Two sheets of paper! That is what most people’s resume is these days. In fact, many don’t even bother printing theirs out, and instead, send a digital copy. However, those two pages are what stands between you and an interview for the job of your dreams, so you’d better make them count. In fact, to succeed in your career, your resume needs to be optimized to the max. Read on to find out how.
Start with your skills
The harsh truth of the matter is that no one really cares about your name, DOB, or phone number unless you have the skills that they are looking for. What that means is you need to start with a rundown of your skills and talents.
Yes, your contact details need to be clearly displayed, but it’s only after the person reviewing your resume has decided that they want to shortlist you that these will even become relevant to them. After all, they won’t need to know your address if they are going to put your resume straight in the trash can.
Be mindful that a resume is a summary
Next, one of the biggest mistakes that you can make when writing a resume is trying to cram way too much information on those two little pages. Yes, two pages maximum is always the case. Never any more!
What you need to remember here is that your resume should be a summary, and as such, should read like your greatest hits. No one needs to know that you passed your cycling proficiency test first time when you were seven.
However, they will want to be informed that you attended a well-respected institution like Rutgers for several years and came out with a specialized degree. One that is hopefully specialized enough to the field to which you are applying to help you stand out from the other applicants.
In fact, relevance is the key idea here, and anything that you add to your CV should always either show your career progression or be directly related to the specification of the job to which you are applying. Also, if you can add actual hard evidence in the form of statistics to this, even better. After all, successfully reducing business costs sounds good, but successfully reducing business cost by 75% over a year will get you noticed much faster.
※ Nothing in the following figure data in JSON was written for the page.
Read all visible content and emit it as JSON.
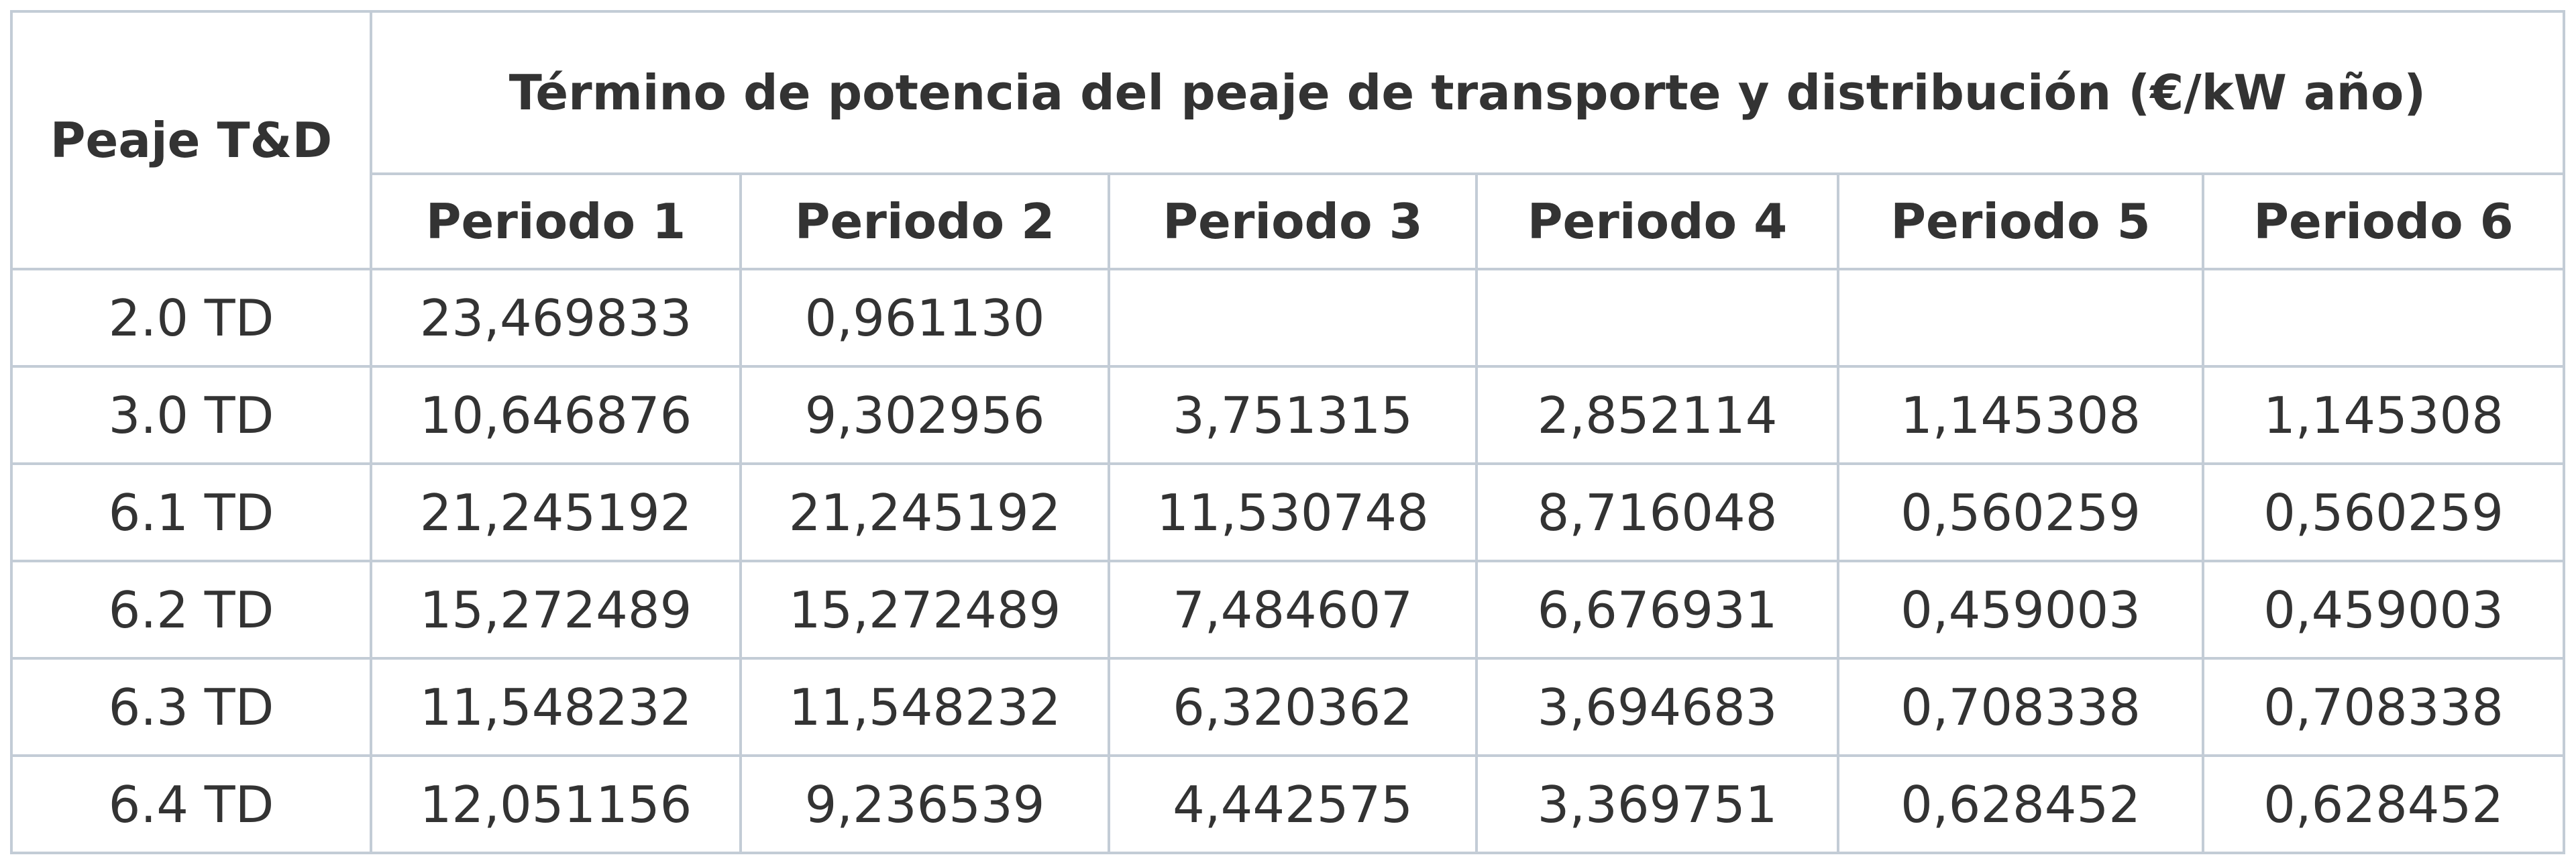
{
  "header": {
    "corner": "Peaje T&D",
    "title": "Término de potencia del peaje de transporte y distribución (€/kW año)",
    "periods": [
      "Periodo 1",
      "Periodo 2",
      "Periodo 3",
      "Periodo 4",
      "Periodo 5",
      "Periodo 6"
    ]
  },
  "table": {
    "rows": [
      {
        "label": "2.0 TD",
        "values": [
          "23,469833",
          "0,961130"
        ]
      },
      {
        "label": "3.0 TD",
        "values": [
          "10,646876",
          "9,302956",
          "3,751315",
          "2,852114",
          "1,145308",
          "1,145308"
        ]
      },
      {
        "label": "6.1 TD",
        "values": [
          "21,245192",
          "21,245192",
          "11,530748",
          "8,716048",
          "0,560259",
          "0,560259"
        ]
      },
      {
        "label": "6.2 TD",
        "values": [
          "15,272489",
          "15,272489",
          "7,484607",
          "6,676931",
          "0,459003",
          "0,459003"
        ]
      },
      {
        "label": "6.3 TD",
        "values": [
          "11,548232",
          "11,548232",
          "6,320362",
          "3,694683",
          "0,708338",
          "0,708338"
        ]
      },
      {
        "label": "6.4 TD",
        "values": [
          "12,051156",
          "9,236539",
          "4,442575",
          "3,369751",
          "0,628452",
          "0,628452"
        ]
      }
    ]
  }
}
Sometimes it can help to think of your resume as a pre-interview, interview just on paper. What I mean here is that your resume aims to impress the person in whose hand it lays. To that end, mistakes are a bad idea, and that means you will need to check spelling, grammar, and the layout thoroughly before you mail it off.
In fact, if you are struggling to spot any problems, do get a trusted friend to look it over for you. The reason being that a pair of fresh eyes can often work much more effectively when it comes to coaxing out silly errors that will make you look daft.
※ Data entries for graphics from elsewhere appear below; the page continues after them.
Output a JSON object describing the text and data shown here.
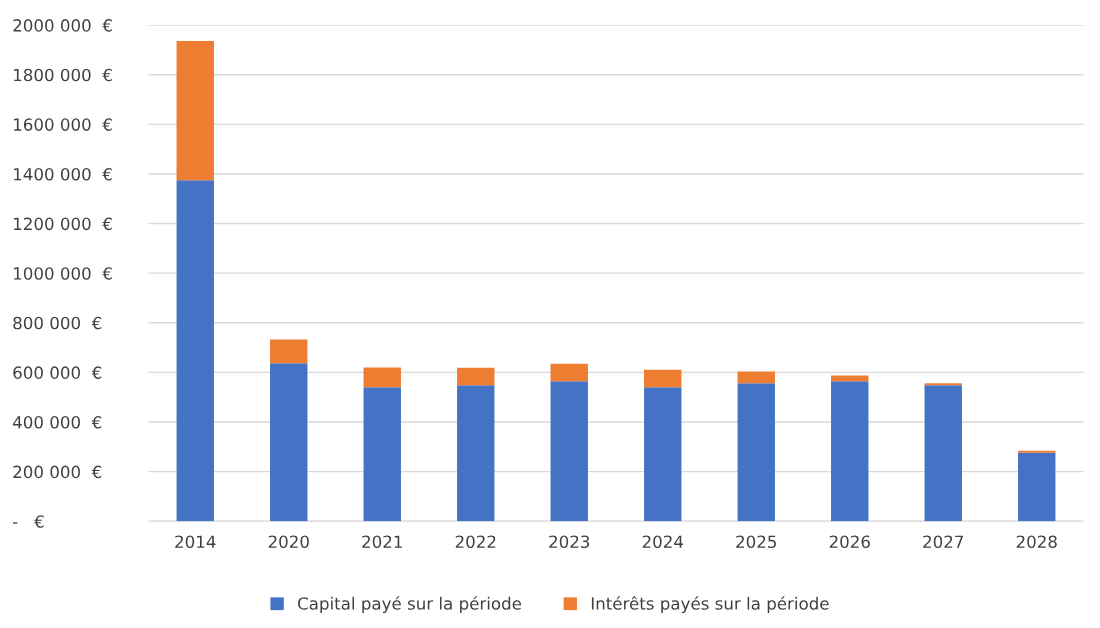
{
  "chart_data": {
    "type": "bar",
    "stacked": true,
    "categories": [
      "2014",
      "2020",
      "2021",
      "2022",
      "2023",
      "2024",
      "2025",
      "2026",
      "2027",
      "2028"
    ],
    "series": [
      {
        "name": "Capital payé sur la période",
        "color": "#4472c4",
        "values": [
          1375000,
          637000,
          540000,
          548000,
          564000,
          540000,
          556000,
          564000,
          548000,
          276000
        ]
      },
      {
        "name": "Intérêts payés sur la période",
        "color": "#ed7d31",
        "values": [
          561000,
          96000,
          80000,
          71000,
          71000,
          71000,
          48000,
          24000,
          8000,
          8000
        ]
      }
    ],
    "ylim": [
      0,
      2000000
    ],
    "yticks": [
      {
        "value": 0,
        "label": "-   €"
      },
      {
        "value": 200000,
        "label": "200 000  €"
      },
      {
        "value": 400000,
        "label": "400 000  €"
      },
      {
        "value": 600000,
        "label": "600 000  €"
      },
      {
        "value": 800000,
        "label": "800 000  €"
      },
      {
        "value": 1000000,
        "label": "1000 000  €"
      },
      {
        "value": 1200000,
        "label": "1200 000  €"
      },
      {
        "value": 1400000,
        "label": "1400 000  €"
      },
      {
        "value": 1600000,
        "label": "1600 000  €"
      },
      {
        "value": 1800000,
        "label": "1800 000  €"
      },
      {
        "value": 2000000,
        "label": "2000 000  €"
      }
    ],
    "grid": "y",
    "legend": "bottom"
  }
}
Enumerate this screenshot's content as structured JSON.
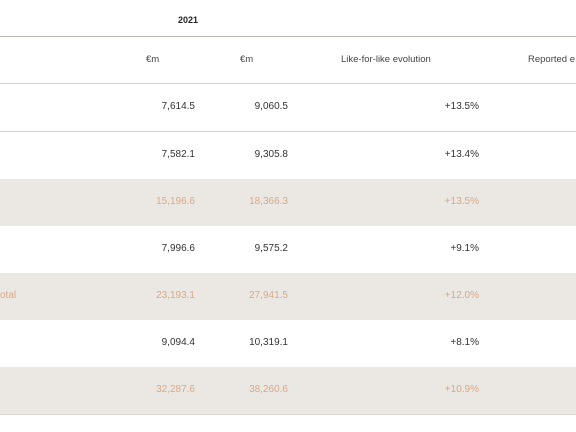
{
  "header": {
    "year": "2021",
    "col1": "€m",
    "col2": "€m",
    "col3": "Like-for-like evolution",
    "col4": "Reported e"
  },
  "rows": [
    {
      "label": "",
      "v1": "7,614.5",
      "v2": "9,060.5",
      "v3": "+13.5%",
      "shaded": false
    },
    {
      "label": "",
      "v1": "7,582.1",
      "v2": "9,305.8",
      "v3": "+13.4%",
      "shaded": false
    },
    {
      "label": "",
      "v1": "15,196.6",
      "v2": "18,366.3",
      "v3": "+13.5%",
      "shaded": true
    },
    {
      "label": "",
      "v1": "7,996.6",
      "v2": "9,575.2",
      "v3": "+9.1%",
      "shaded": false
    },
    {
      "label": "otal",
      "v1": "23,193.1",
      "v2": "27,941.5",
      "v3": "+12.0%",
      "shaded": true
    },
    {
      "label": "",
      "v1": "9,094.4",
      "v2": "10,319.1",
      "v3": "+8.1%",
      "shaded": false
    },
    {
      "label": "",
      "v1": "32,287.6",
      "v2": "38,260.6",
      "v3": "+10.9%",
      "shaded": true
    }
  ],
  "colors": {
    "shade": "#ebe7e3",
    "shade_text": "#d9a987",
    "rule": "#d9d6d2"
  }
}
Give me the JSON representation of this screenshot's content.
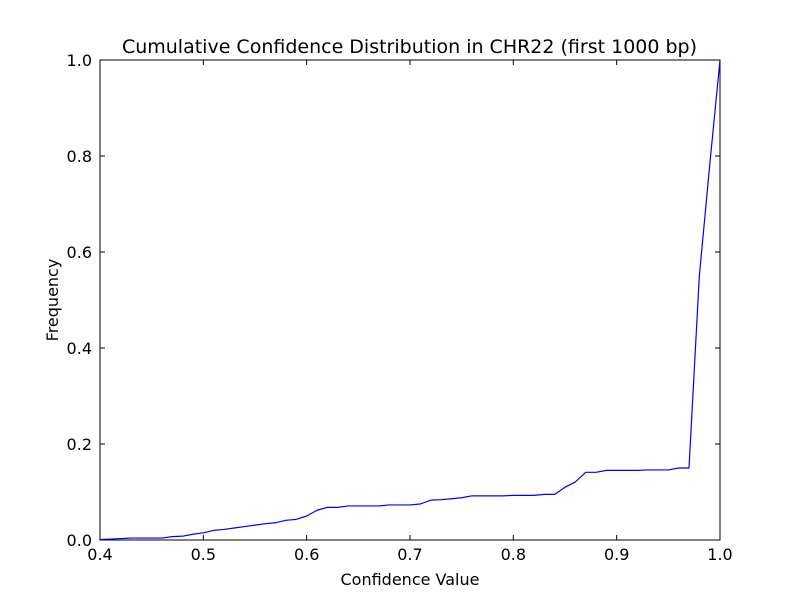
{
  "chart_data": {
    "type": "line",
    "title": "Cumulative Confidence Distribution in CHR22 (first 1000 bp)",
    "xlabel": "Confidence Value",
    "ylabel": "Frequency",
    "xlim": [
      0.4,
      1.0
    ],
    "ylim": [
      0.0,
      1.0
    ],
    "x_ticks": [
      "0.4",
      "0.5",
      "0.6",
      "0.7",
      "0.8",
      "0.9",
      "1.0"
    ],
    "y_ticks": [
      "0.0",
      "0.2",
      "0.4",
      "0.6",
      "0.8",
      "1.0"
    ],
    "grid": false,
    "series": [
      {
        "color": "#0000ff",
        "x": [
          0.4,
          0.41,
          0.42,
          0.43,
          0.44,
          0.45,
          0.46,
          0.47,
          0.48,
          0.49,
          0.5,
          0.51,
          0.52,
          0.53,
          0.54,
          0.55,
          0.56,
          0.57,
          0.58,
          0.59,
          0.6,
          0.61,
          0.62,
          0.63,
          0.64,
          0.65,
          0.66,
          0.67,
          0.68,
          0.69,
          0.7,
          0.71,
          0.72,
          0.73,
          0.74,
          0.75,
          0.76,
          0.77,
          0.78,
          0.79,
          0.8,
          0.81,
          0.82,
          0.83,
          0.84,
          0.85,
          0.86,
          0.87,
          0.88,
          0.89,
          0.9,
          0.91,
          0.92,
          0.93,
          0.94,
          0.95,
          0.96,
          0.97,
          0.98,
          0.99,
          1.0
        ],
        "y": [
          0.001,
          0.002,
          0.003,
          0.004,
          0.004,
          0.004,
          0.004,
          0.007,
          0.008,
          0.012,
          0.015,
          0.02,
          0.022,
          0.025,
          0.028,
          0.031,
          0.034,
          0.036,
          0.041,
          0.043,
          0.05,
          0.062,
          0.068,
          0.068,
          0.071,
          0.071,
          0.071,
          0.071,
          0.073,
          0.073,
          0.073,
          0.075,
          0.083,
          0.084,
          0.086,
          0.088,
          0.092,
          0.092,
          0.092,
          0.092,
          0.093,
          0.093,
          0.093,
          0.095,
          0.095,
          0.11,
          0.121,
          0.141,
          0.141,
          0.145,
          0.145,
          0.145,
          0.145,
          0.146,
          0.146,
          0.146,
          0.15,
          0.15,
          0.55,
          0.78,
          1.0
        ]
      }
    ]
  }
}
Minimize color, pictures, and patterns
Online you will find a whole range of CV and resume templates. Some of these will be colorful and jazzy and have a place for a photograph. However, it is always best to err on the side of caution here and steer clear of any set up like this.
After all, applying for a job is a serious business, even in a firm that is more relaxed about their working environment. What that means is a resume with the minimum of color, perhaps on the section divides is the best choice.
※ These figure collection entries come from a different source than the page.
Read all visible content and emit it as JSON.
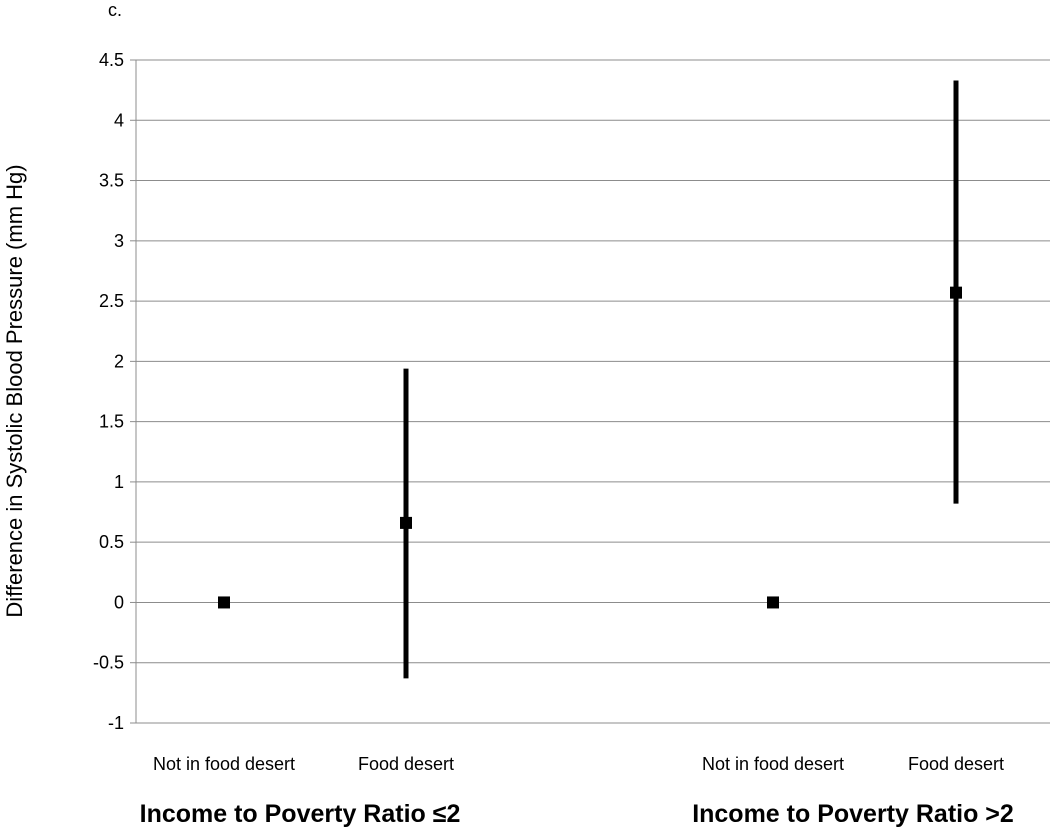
{
  "chart_data": {
    "type": "scatter",
    "panel_label": "c.",
    "ylabel": "Difference in Systolic Blood Pressure (mm Hg)",
    "ylim": [
      -1,
      4.5
    ],
    "yticks": [
      -1,
      -0.5,
      0,
      0.5,
      1,
      1.5,
      2,
      2.5,
      3,
      3.5,
      4,
      4.5
    ],
    "ytick_labels": [
      "-1",
      "-0.5",
      "0",
      "0.5",
      "1",
      "1.5",
      "2",
      "2.5",
      "3",
      "3.5",
      "4",
      "4.5"
    ],
    "grid": true,
    "groups": [
      {
        "label": "Income to Poverty Ratio ≤2",
        "points": [
          {
            "category": "Not in food desert",
            "value": 0,
            "lower": null,
            "upper": null
          },
          {
            "category": "Food desert",
            "value": 0.66,
            "lower": -0.63,
            "upper": 1.94
          }
        ]
      },
      {
        "label": "Income to Poverty Ratio >2",
        "points": [
          {
            "category": "Not in food desert",
            "value": 0,
            "lower": null,
            "upper": null
          },
          {
            "category": "Food desert",
            "value": 2.57,
            "lower": 0.82,
            "upper": 4.33
          }
        ]
      }
    ]
  }
}
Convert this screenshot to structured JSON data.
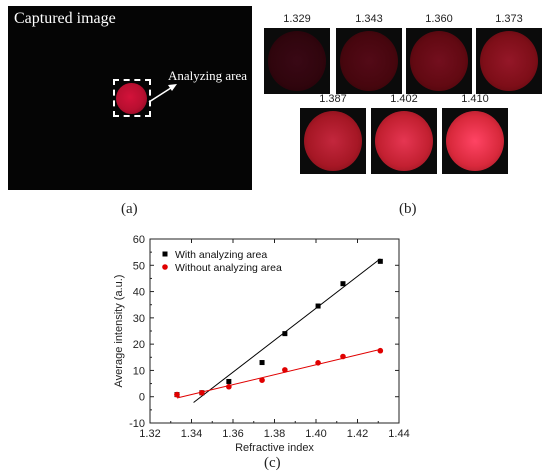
{
  "panel_a": {
    "title": "Captured image",
    "annotation": "Analyzing area",
    "caption": "(a)"
  },
  "panel_b": {
    "caption": "(b)",
    "thumbnails": [
      {
        "label": "1.329",
        "brightness": 0.08
      },
      {
        "label": "1.343",
        "brightness": 0.2
      },
      {
        "label": "1.360",
        "brightness": 0.35
      },
      {
        "label": "1.373",
        "brightness": 0.5
      },
      {
        "label": "1.387",
        "brightness": 0.72
      },
      {
        "label": "1.402",
        "brightness": 0.88
      },
      {
        "label": "1.410",
        "brightness": 1.0
      }
    ]
  },
  "panel_c": {
    "caption": "(c)"
  },
  "chart_data": {
    "type": "scatter",
    "xlabel": "Refractive index",
    "ylabel": "Average intensity (a.u.)",
    "xlim": [
      1.32,
      1.44
    ],
    "ylim": [
      -10,
      60
    ],
    "xticks": [
      "1.32",
      "1.34",
      "1.36",
      "1.38",
      "1.40",
      "1.42",
      "1.44"
    ],
    "yticks": [
      "-10",
      "0",
      "10",
      "20",
      "30",
      "40",
      "50",
      "60"
    ],
    "legend_position": "top-left",
    "series": [
      {
        "name": "With analyzing area",
        "color": "#000000",
        "marker": "square",
        "x": [
          1.333,
          1.345,
          1.358,
          1.374,
          1.385,
          1.401,
          1.413,
          1.431
        ],
        "y": [
          0.8,
          1.5,
          5.8,
          13.0,
          24.0,
          34.5,
          43.0,
          51.5
        ],
        "fit": {
          "x": [
            1.341,
            1.431
          ],
          "y": [
            -2.2,
            52.5
          ]
        }
      },
      {
        "name": "Without analyzing area",
        "color": "#e00000",
        "marker": "circle",
        "x": [
          1.333,
          1.345,
          1.358,
          1.374,
          1.385,
          1.401,
          1.413,
          1.431
        ],
        "y": [
          0.8,
          1.5,
          3.8,
          6.3,
          10.2,
          12.9,
          15.3,
          17.5
        ],
        "fit": {
          "x": [
            1.333,
            1.431
          ],
          "y": [
            -0.5,
            18.0
          ]
        }
      }
    ]
  }
}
Additionally, adding a photo is something of a controversial process as it can detract from the information you have so loving prepared in the body of the CV. To that end, a resume in black and white with the minimum of pictures is always the best choice.
In summary, your resume should never, ever be longer than two pages. It also needs to catch the eye of the person reading it. Something that listing your skills at the beginning should help you to achieve.
Remember too that a resume is a summary of your career history rather than a word for word account of everything you have ever done. To that end, be brief and only add things that are relevant to the post you are applying to.
Finally, make sure that you are as accurate as possible and steer clear of any bright and busy templates. After all, you will want the person reading your resume to take your seriously, and a jazzy design is not conducive to that.